Our study has several limitations, including the relatively small number of prospective studies and the heterogeneity among studies. Stratified analyses allowed us to address the source of heterogeneity, but given the limited number of prospective studies and the post hoc nature of some of these analyses, we cannot draw firm conclusions regarding the stratified analyses. For example, studies including participants with type 1 diabetes were of higher quality, rendering it difficult to conclude that the association between smoking and DPN was significant only among persons with type 1 but not type 2 diabetes. Another limitation is that the cross-sectional studies were of medium to poor quality. Some did not adjust for the main confounders, some did not assess the outcome clinically, and the smoking exposure was highly variable among studies. Finally, we cannot prove that the association we observed is causal, since all of the studies identified were observational in nature.

Few studies have prospectively assessed the impact of smoking cessation on the control of diabetes and diabetes complications. We identified only one study that prospectively assessed the impact of smoking cessation on DPN 70. Among 193 participants newly diagnosed with type 2 diabetes and microalbuminuria, 62 % had quit smoking at 12 months. In this population, the prevalence of DPN decreased significantly more in participants who quit smoking than those who continued (p < 0.04), but no absolute numbers were given. This was also the case for microalbuminuria, peripheral vascular disease, blood pressure, and dyslipidemia. This unique study of suboptimal quality suggests that the effect of smoking on DPN might be reversible, but more research is needed to assess the effect of smoking cessation on diabetes control and microvascular complications.

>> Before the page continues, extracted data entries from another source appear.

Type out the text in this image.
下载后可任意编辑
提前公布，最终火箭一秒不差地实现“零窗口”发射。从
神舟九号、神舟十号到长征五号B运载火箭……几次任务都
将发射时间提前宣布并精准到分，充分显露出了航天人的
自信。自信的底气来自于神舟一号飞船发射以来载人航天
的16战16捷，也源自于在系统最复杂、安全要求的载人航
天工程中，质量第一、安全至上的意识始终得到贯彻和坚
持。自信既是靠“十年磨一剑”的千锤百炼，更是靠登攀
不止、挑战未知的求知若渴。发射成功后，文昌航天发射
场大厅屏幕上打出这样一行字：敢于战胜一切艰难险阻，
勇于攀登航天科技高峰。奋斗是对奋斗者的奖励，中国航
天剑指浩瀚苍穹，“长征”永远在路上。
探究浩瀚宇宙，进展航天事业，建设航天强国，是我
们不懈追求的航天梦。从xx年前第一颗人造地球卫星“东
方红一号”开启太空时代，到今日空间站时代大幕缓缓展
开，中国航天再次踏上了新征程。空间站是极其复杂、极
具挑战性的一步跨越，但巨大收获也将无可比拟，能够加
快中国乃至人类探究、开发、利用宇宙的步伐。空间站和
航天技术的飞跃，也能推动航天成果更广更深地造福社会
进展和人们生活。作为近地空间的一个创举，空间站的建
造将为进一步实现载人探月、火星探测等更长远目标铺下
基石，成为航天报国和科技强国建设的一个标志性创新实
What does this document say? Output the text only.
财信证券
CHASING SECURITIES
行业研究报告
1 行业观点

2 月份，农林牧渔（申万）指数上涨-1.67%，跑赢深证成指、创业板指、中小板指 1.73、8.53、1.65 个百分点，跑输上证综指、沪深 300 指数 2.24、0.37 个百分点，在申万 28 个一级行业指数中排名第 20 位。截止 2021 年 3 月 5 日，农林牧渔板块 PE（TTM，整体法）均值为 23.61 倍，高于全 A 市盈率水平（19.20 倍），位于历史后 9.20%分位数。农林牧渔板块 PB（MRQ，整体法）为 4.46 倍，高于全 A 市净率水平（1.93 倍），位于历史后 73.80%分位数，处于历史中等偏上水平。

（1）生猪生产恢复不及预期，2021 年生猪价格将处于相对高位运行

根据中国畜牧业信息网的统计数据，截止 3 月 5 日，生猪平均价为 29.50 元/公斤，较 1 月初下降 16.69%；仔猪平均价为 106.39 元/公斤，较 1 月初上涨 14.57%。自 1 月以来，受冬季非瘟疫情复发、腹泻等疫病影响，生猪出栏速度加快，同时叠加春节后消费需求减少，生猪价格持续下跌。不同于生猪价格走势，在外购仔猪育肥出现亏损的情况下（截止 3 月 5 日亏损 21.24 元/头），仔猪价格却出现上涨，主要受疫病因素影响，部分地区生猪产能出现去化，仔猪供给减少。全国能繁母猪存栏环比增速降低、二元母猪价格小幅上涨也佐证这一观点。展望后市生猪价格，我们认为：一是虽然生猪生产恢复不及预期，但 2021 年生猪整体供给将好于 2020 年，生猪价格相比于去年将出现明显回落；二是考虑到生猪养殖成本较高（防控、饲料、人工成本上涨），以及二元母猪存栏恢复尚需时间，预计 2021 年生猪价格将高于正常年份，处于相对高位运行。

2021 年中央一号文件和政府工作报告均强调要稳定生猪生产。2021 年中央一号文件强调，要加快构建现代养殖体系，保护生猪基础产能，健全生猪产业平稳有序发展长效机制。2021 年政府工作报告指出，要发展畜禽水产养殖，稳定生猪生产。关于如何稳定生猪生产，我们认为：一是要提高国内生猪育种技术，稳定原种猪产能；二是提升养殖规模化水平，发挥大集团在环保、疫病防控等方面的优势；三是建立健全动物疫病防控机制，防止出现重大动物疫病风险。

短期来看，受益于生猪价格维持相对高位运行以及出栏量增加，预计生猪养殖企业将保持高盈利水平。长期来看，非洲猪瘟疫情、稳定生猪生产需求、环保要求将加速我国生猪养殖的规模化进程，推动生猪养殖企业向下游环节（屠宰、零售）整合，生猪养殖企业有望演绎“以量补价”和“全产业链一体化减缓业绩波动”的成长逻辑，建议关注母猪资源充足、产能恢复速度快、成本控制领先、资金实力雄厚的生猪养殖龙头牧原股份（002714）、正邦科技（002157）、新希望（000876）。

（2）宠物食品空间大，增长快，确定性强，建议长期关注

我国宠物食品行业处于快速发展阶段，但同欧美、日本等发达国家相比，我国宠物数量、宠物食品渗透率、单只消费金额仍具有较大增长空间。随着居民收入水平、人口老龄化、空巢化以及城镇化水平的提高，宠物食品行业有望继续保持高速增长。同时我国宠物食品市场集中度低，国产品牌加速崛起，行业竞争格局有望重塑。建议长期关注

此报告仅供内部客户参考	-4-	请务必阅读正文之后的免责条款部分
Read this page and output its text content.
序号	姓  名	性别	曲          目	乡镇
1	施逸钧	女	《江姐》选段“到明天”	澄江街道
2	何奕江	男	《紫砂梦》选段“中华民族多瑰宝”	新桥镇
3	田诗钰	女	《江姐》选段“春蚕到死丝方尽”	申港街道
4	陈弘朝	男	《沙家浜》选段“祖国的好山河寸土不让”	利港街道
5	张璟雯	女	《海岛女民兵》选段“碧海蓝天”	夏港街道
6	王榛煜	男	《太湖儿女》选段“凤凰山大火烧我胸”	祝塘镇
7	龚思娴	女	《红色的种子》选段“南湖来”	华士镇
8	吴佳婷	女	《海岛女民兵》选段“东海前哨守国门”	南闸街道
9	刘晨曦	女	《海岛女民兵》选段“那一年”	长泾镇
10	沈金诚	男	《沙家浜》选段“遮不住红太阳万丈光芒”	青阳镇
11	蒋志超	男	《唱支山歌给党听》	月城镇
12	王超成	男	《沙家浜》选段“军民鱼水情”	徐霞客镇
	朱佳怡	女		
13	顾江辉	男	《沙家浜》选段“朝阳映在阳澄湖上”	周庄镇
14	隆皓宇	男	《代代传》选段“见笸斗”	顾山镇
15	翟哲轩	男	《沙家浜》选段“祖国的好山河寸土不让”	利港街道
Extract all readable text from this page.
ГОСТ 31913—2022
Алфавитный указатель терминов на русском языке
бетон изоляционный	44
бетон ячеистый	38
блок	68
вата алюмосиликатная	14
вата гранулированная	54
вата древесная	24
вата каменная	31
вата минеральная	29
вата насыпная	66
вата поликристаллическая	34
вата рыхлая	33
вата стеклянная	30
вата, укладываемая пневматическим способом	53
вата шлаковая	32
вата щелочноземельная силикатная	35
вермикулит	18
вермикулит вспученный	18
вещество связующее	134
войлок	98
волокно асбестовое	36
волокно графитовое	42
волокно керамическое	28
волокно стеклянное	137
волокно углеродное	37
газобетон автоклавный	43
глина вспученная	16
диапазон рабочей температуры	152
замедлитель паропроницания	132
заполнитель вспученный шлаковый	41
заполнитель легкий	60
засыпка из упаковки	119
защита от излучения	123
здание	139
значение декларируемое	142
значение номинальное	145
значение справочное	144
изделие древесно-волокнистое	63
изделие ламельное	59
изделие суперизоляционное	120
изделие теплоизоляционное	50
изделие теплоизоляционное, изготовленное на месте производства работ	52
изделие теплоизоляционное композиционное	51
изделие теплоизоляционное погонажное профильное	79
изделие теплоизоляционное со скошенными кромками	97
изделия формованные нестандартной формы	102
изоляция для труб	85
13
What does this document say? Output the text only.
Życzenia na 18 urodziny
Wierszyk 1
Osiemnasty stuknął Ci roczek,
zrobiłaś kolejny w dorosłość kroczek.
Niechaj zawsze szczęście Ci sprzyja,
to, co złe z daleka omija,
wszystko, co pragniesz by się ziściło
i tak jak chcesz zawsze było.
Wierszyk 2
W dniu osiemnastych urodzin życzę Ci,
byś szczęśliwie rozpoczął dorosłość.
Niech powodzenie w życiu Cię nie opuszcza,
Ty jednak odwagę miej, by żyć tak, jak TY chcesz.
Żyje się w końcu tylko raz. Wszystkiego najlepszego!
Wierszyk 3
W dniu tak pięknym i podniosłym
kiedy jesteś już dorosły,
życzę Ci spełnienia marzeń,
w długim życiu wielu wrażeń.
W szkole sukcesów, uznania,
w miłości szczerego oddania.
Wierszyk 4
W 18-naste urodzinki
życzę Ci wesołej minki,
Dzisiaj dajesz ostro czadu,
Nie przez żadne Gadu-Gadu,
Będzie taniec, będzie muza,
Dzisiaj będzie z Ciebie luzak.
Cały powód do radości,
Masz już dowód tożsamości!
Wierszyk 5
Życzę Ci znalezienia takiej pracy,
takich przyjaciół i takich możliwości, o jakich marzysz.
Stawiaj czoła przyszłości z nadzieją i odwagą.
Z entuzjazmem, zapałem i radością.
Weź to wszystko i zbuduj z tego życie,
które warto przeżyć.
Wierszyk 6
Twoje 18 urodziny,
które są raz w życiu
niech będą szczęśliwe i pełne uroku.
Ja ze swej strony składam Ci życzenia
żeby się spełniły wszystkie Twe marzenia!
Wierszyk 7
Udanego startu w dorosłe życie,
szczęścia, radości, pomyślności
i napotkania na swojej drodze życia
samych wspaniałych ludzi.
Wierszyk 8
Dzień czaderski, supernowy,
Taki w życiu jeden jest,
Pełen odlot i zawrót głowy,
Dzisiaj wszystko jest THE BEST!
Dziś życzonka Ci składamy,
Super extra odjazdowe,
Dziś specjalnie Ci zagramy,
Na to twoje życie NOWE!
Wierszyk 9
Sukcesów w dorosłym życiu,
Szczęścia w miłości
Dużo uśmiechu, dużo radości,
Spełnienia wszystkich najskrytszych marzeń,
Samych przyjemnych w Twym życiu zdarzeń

In conclusion, smoking may be associated with an increased risk of developing DPN. This is an important finding, as this exposure is a modifiable behavior to be targeted in clinical practice based on diabetes guideline recommendations 71. Future research should be focused on evaluating the impact of smoking cessation on improvement of diabetic neuropathy, and on helping to establish a causal link between exposure and outcome.